The significance of Moses in Bible history cannot be overstated. Not only did God use him to deliver His people from hundreds of years of slavery, but he was also a counselor, judge, and lawgiver for Israel. He wrote the first five books of the Bible (John 1:17; 7:19, 23; Luke 16:29; 24:44). He was a prophet (Deuteronomy 18:15).
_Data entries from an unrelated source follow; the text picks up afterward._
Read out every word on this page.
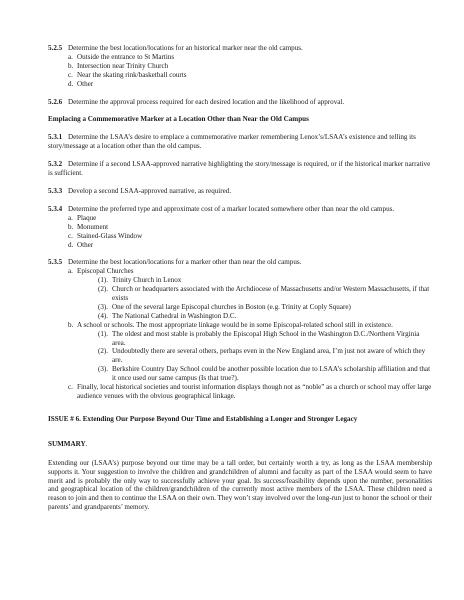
5.2.5 Determine the best location/locations for an historical marker near the old campus.
a. Outside the entrance to St Martins
b. Intersection near Trinity Church
c. Near the skating rink/basketball courts
d. Other
5.2.6 Determine the approval process required for each desired location and the likelihood of approval.
Emplacing a Commemorative Marker at a Location Other than Near the Old Campus
5.3.1 Determine the LSAA’s desire to emplace a commemorative marker remembering Lenox’s/LSAA’s existence and telling its story/message at a location other than the old campus.
5.3.2 Determine if a second LSAA-approved narrative highlighting the story/message is required, or if the historical marker narrative is sufficient.
5.3.3 Develop a second LSAA-approved narrative, as required.
5.3.4 Determine the preferred type and approximate cost of a marker located somewhere other than near the old campus.
a. Plaque
b. Monument
c. Stained-Glass Window
d. Other
5.3.5 Determine the best location/locations for a marker other than near the old campus.
a. Episcopal Churches
(1). Trinity Church in Lenox
(2). Church or headquarters associated with the Archdiocese of Massachusetts and/or Western Massachusetts, if that exists
(3). One of the several large Episcopal churches in Boston (e.g. Trinity at Coply Square)
(4). The National Cathedral in Washington D.C.
b. A school or schools. The most appropriate linkage would be in some Episcopal-related school still in existence.
(1). The oldest and most stable is probably the Episcopal High School in the Washington D.C./Northern Virginia area.
(2). Undoubtedly there are several others, perhaps even in the New England area, I’m just not aware of which they are.
(3). Berkshire Country Day School could be another possible location due to LSAA’s scholarship affiliation and that it once used our same campus (Is that true?).
c. Finally, local historical societies and tourist information displays though not as “noble” as a church or school may offer large audience venues with the obvious geographical linkage.
ISSUE # 6. Extending Our Purpose Beyond Our Time and Establishing a Longer and Stronger Legacy
SUMMARY.
Extending our (LSAA’s) purpose beyond our time may be a tall order, but certainly worth a try, as long as the LSAA membership supports it. Your suggestion to involve the children and grandchildren of alumni and faculty as part of the LSAA would seem to have merit and is probably the only way to successfully achieve your goal. Its success/feasibility depends upon the number, personalities and geographical location of the children/grandchildren of the currently most active members of the LSAA. These children need a reason to join and then to continue the LSAA on their own. They won’t stay involved over the long-run just to honor the school or their parents’ and grandparents’ memory.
He is mentioned in almost 80 verses in the New Testament!

Many good things can be said about Moses, but probably none any better than these three that have been preserved in the scriptures.

  • So the LORD spoke to Moses face to face, as a man speaks to his friend.    – Exodus 33:11
  • But since then there has not arisen in Israel a prophet like Moses, whom the LORD knew face to face, in all the signs and wonders which the LORD sent him to do in the land of Egypt, before Pharaoh, before all his servants, and in all his land, and by all that mighty power and all the great terror which Moses performed in the sight of all Israel. – Deuteronomy 34:10-12
  • By faith Moses, when he became of age, refused to be called the son of Pharaoh’s daughter, choosing rather to suffer affliction with the people of God than to enjoy the passing pleasures of sin, esteeming the reproach of Christ greater riches than the treasures in Egypt; for he looked to the reward.                         – Hebrews 11:24-26

If you had your life story preserved in the Bible, would you want the things said about Moses also said about you? Would you want it said that you were a friend of God? Would you want it said that you were a person of faith? Would you want it said that you sacrificed worldly rewards to follow God?

Moses’ story is finished. But yours is still being written. Live for the Lord and ensure it reads well for you on the Judgment Day.